今や普通の生活をするためにも資産運用が重要になりました。では、資産のどれくらいを貯蓄し、投資に回せばいいのか?自分のリスク容認度を知る方法を教えます。(『教育貧困にならないために』川畑明美)
ファイナンシャルプランナー。2人の子どもと夫婦の4人暮らし。子育てをしながらフルタイムで働く傍ら、投資信託の積立投資で2,000万円の資産を構築。2013年にファイナンシャルプランナー資格を取得。雑誌を中心に執筆活動を行う一方、積立投資の選び方と積立設定までをマンツーマンで教える家計のコーチング・サービスを展開している。
生活に影響がない範囲で投資すること
投資は、リスクを取れる範囲ですることが重要です。価格が上下するのですから、下がった時には「使えないお金」になるからです。
リスク容認度は、2つの考え方があります。
1:投資した元本がどれくらいマイナスになっても、生活に影響がないのか?
家計から考えるリスク容認度ですね。
2:どれくらいまでなら投資した元本がマイナスになっても、気持ち的に耐えられるか?
ご自身の性格などによる限度についてです。
(1)の生活への影響の側面から見るリスク容認度は、比較的わかりやすいです。
まず、あなたの家にある資産を書き出してください。そして、家族の年齢から、今後、必要になる支出を書き出します。
2年以内に使うお金でしたら、預貯金で準備しておくのが鉄則です。例えば、投資を活用して子どもの教育費を貯蓄するのも、必要になる2年前くらいからタイミングを見て預貯金に移動してくださいね。
年齢によるリスクは預貯金で調節
さて、あなたの家計の資産を書き出して、「2年以内に使うお金」と「生活費の6ヶ月分」は、預貯金で確保できているでしょうか?
預貯金が少ない場合は、預貯金を優先して貯めます。
2年以内に使うお金+生活費6ヶ月分が準備できていない場合、資産的な側面から見たリスク容認度は、毎月の貯蓄額の10%程度です。
毎月1万円の貯蓄ができるのでしたら、9,000円を預貯金に、1,000円を投資に回すという感じです。
また、預貯金の割合は年齢によって変わってきます。40代くらいまででしたら、生活費の6ヶ月分で十分です。
ですが、老後が近付いている方や年金生活者は、もっと預貯金の割合を多くする必要があります。
私は、投資のポートフォリオを年齢に合わせて構築するのはナンセンスと思っていますが、預貯金の割合は、年齢に応じて多くすることをおすすめします。
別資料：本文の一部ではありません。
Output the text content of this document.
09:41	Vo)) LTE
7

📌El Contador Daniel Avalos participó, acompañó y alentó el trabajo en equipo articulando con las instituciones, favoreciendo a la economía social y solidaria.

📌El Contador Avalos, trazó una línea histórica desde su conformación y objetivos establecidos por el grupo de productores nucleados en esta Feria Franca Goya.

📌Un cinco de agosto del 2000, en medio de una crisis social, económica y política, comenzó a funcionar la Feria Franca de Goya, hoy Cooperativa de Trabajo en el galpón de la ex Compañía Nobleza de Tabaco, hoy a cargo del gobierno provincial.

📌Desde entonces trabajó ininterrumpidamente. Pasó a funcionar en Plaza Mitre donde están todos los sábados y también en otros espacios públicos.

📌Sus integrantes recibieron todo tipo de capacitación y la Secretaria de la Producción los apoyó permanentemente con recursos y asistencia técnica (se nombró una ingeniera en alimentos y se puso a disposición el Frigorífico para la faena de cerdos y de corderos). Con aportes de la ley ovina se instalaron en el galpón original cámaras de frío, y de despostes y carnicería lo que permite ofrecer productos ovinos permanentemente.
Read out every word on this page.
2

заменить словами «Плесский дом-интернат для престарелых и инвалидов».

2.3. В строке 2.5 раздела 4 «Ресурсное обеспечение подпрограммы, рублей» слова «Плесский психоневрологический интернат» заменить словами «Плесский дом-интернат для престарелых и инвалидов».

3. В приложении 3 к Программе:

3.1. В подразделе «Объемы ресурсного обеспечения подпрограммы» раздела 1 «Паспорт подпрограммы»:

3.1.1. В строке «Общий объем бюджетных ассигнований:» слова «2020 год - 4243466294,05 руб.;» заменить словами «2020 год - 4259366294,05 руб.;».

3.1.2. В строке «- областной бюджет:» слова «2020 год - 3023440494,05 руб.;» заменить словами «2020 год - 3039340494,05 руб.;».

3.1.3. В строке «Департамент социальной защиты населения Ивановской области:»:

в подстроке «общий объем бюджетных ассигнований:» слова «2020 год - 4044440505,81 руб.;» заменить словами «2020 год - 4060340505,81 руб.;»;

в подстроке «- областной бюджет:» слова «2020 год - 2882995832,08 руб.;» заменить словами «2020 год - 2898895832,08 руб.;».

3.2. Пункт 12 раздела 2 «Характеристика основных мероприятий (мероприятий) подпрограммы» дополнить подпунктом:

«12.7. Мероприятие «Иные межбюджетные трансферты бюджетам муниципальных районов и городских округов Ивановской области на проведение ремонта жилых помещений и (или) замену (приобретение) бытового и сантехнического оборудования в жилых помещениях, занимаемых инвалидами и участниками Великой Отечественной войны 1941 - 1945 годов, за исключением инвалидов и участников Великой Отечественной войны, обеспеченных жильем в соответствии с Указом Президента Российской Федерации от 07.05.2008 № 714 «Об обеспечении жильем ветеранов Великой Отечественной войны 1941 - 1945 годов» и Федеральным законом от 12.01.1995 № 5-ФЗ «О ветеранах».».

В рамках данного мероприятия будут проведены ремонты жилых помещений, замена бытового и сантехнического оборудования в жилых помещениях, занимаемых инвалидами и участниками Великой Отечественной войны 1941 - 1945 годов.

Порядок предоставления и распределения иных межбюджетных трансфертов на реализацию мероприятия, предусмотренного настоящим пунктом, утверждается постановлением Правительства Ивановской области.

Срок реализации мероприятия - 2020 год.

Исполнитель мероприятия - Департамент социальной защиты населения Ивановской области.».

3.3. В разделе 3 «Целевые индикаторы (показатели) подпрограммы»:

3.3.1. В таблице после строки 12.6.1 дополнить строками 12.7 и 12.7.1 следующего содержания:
収入源が年金しかない場合は、投資のマイナスをカバーするのが難しいからです。
次項では、(2)の性格などによるリスク容認度の考え方について考察します。
Next: 行動心理学の研究で「利益の喜びよりも、損失のストレスの方が大きい」――
元本がマイナスになっても耐えられる?
行動心理学の研究で、同じ額であれば「利益の喜びよりも、損失のストレスの方がかなり大きい」ということが分かっています。
しかし投資では、リスクを取らないとリターンも得られません。
投資の基本は「安く買って、高く売る」ことですから、心理的には大暴落で「買いたくない時に買い」、まだまだ上がりそうな「売りたくない時に売る」と儲かるのです。
コロナ・ショックでも、初期の頃は安くなったので購入できていた人も、日経平均が1万6,000円台まで下がった時は、恐ろしくて購入できなかったと思います。
逆に今年の1月に2万4,000円台になった時に、売却できた人も少なかったでしょう。
マイナスのメンタルトレーニングはしない
基本的に投資は、メンタルが強い人でないと大きな利益を享受できません。ただし、メンタルはある程度は鍛えることはできます。
まず、過去の失敗は「気にしない」こと。
「あの暴落時に買っていれば」
「あの高値で売っていれば」
過去の失敗を何度も繰り返して思い出してしまうと、ますます自分に自信が持てなくなります。
よく、売却した銘柄のその後をチェックする方がいますが、それでは、マイナスのメンタルトレーニングをしているようなものです。
売却した銘柄は、もう2度と見ないくらいでちょうど良いのです。
自分のリスク容認度はやってみないとわからない
そして、自分のリスク容認度は、投資を体験してみないと気付けないのです。
なので初心者は、少額から投資をはじめるかリスクの少ない資産も保有することです。
慣れてきたら、少しずつ金額を上げたり、リスクの高い資産を増やしたりしましょう。